The UK economy is in danger of falling in to a double dip recession according to the Deputy Prime Minister Nick Clegg.

Fears that the economic crisis which in recent months has hit Greece, Portugal and Spain could hit the mortgage broker, with a further drop in demand likely to decimate the mortgage industry once more.

After the troublesome times seen after the initial credit crunch seen towards the end of 2008 within the mortgage industry, European leaders plan to meet on Thursday this week for an emergency summit aiming to tackle the longstanding Eurozone debt crisis currently affecting a number of nations. With Greece, Portugal, Spain and perhaps Italy likely to fully feel the effects of the summit, there are worries that the debt burden may trickle down to the UK too.

When asked if the world was on the brink of another serious financial crisis, Clegg claimed: “I’m incredibly worried. I think the gravity of the uncertainty in the United States, which is basically a product of political gridlock, and the growing fiscal crisis, sovereign debt crisis in the Eurozone is immensely serious. This has a direct impact on British jobs, on the livelihoods of millions of people in this country. That’s why I believe we should play an active role behind the scenes … to help Eurozone members make the reforms necessary to create a strong, prosperous Eurozone in the future.”
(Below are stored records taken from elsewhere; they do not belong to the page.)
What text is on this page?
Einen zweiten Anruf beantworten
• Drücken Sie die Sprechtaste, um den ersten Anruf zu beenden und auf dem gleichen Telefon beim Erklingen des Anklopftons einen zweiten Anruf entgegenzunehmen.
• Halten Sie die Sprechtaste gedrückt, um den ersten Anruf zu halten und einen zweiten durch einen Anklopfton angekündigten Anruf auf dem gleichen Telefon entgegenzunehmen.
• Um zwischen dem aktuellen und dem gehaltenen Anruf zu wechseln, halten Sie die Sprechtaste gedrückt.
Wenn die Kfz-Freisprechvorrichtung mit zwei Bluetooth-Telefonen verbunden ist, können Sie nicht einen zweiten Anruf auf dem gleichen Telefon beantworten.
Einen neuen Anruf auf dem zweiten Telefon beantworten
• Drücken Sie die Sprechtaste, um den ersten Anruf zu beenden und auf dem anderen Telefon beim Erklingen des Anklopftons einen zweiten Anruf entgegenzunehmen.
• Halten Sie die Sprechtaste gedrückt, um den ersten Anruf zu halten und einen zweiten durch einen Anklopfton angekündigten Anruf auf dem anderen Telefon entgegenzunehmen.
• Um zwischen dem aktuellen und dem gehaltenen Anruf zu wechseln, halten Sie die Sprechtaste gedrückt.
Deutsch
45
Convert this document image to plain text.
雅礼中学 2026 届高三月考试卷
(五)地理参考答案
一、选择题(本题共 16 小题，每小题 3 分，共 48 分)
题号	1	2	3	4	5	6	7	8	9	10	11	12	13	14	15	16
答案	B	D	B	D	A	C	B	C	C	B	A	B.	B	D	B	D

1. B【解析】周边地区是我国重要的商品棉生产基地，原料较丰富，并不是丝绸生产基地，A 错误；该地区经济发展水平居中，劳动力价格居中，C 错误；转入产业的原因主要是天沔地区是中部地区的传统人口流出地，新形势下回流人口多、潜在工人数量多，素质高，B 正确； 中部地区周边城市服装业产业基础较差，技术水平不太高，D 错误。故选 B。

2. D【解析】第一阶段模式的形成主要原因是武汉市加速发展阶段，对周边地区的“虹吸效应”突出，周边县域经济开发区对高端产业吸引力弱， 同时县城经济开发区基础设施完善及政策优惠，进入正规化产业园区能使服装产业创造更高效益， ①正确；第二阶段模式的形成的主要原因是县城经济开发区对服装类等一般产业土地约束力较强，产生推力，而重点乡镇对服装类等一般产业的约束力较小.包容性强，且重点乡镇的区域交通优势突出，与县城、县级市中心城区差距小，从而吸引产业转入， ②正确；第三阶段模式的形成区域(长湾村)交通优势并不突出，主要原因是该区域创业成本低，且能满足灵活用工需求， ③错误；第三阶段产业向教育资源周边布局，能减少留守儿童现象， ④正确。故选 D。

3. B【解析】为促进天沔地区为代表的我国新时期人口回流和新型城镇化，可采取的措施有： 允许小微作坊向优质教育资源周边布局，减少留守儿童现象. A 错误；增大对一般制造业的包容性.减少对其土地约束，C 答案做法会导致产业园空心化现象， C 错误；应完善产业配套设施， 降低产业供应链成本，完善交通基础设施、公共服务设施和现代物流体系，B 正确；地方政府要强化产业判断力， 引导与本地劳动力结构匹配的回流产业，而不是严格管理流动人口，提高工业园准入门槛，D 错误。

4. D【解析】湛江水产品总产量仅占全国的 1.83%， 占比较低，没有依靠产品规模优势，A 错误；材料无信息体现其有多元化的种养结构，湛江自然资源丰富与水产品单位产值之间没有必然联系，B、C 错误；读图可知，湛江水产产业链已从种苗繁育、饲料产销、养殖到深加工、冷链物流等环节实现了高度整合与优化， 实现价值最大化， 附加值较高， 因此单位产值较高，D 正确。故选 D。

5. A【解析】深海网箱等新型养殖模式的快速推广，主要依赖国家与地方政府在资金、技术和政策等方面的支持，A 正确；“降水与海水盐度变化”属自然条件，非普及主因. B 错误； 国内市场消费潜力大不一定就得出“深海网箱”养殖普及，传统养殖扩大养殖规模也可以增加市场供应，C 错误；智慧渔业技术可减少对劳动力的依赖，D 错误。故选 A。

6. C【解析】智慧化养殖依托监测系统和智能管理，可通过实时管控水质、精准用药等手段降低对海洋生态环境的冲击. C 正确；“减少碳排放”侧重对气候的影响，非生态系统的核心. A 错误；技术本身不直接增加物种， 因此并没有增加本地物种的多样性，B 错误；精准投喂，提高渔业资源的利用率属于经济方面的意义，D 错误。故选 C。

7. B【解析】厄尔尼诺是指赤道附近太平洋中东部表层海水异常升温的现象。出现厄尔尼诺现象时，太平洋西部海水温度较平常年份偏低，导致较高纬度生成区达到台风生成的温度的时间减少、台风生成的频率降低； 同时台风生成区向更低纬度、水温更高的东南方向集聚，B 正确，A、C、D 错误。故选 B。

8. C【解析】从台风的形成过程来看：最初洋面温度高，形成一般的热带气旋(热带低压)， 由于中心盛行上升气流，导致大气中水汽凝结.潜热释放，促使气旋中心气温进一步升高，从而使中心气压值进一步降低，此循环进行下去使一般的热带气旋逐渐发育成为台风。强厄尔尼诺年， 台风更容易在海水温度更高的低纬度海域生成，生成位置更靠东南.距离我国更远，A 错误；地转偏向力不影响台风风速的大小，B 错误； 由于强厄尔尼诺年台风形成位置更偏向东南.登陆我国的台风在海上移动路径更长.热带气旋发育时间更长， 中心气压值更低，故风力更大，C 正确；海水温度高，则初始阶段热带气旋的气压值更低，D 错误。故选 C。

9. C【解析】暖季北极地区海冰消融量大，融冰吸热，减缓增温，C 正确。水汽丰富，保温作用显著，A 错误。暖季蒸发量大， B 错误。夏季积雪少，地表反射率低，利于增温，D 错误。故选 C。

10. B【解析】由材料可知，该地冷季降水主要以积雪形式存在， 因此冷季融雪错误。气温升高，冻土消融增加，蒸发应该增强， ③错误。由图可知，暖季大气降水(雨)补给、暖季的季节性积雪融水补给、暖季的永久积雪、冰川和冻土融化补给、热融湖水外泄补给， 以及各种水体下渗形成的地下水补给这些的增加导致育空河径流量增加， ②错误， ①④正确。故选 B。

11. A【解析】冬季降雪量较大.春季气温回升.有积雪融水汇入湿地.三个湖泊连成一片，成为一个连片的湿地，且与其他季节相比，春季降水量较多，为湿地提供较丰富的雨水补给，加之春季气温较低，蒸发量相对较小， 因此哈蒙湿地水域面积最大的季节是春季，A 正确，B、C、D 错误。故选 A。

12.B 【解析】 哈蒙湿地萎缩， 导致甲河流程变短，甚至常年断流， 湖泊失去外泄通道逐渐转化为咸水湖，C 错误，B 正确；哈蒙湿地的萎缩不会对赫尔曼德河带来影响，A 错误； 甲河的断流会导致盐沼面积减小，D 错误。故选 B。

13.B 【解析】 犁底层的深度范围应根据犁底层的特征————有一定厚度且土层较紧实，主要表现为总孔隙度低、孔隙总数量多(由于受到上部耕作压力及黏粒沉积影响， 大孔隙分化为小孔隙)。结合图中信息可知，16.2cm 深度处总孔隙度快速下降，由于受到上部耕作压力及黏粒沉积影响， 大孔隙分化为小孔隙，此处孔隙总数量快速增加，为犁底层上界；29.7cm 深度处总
This direct impact on jobs is likely to affect the mortgage broker and the wider mortgage industry as a whole. It is vital for banks and bondholders to prevent Greece from defaulting on its current $500 billion debt, yet the UK can not be dragged in to further bail outs on Ireland, Portugal, Spain, Italy and other affected nations as they do not have the finances available. However, if these nations are not bailed out, the worldwide consequences could be huge.

With Britain’s largest banks and mortgage lending institutions seeing their shares hit 12 month lows on Monday, the stock market is clearly taking a cautious and worried approach to the results which will be seen in Brussels in the coming days. The continuing lack of confidence within the banking industry and the wider UK economy can only be worrying for the mortgage industry and the mortgage broker as a whole. It is hoped that Thursday’s talks will have a successful conclusion to see increased confidence within the UK economy, continuing to see Britain recover from previous years of economic hardship.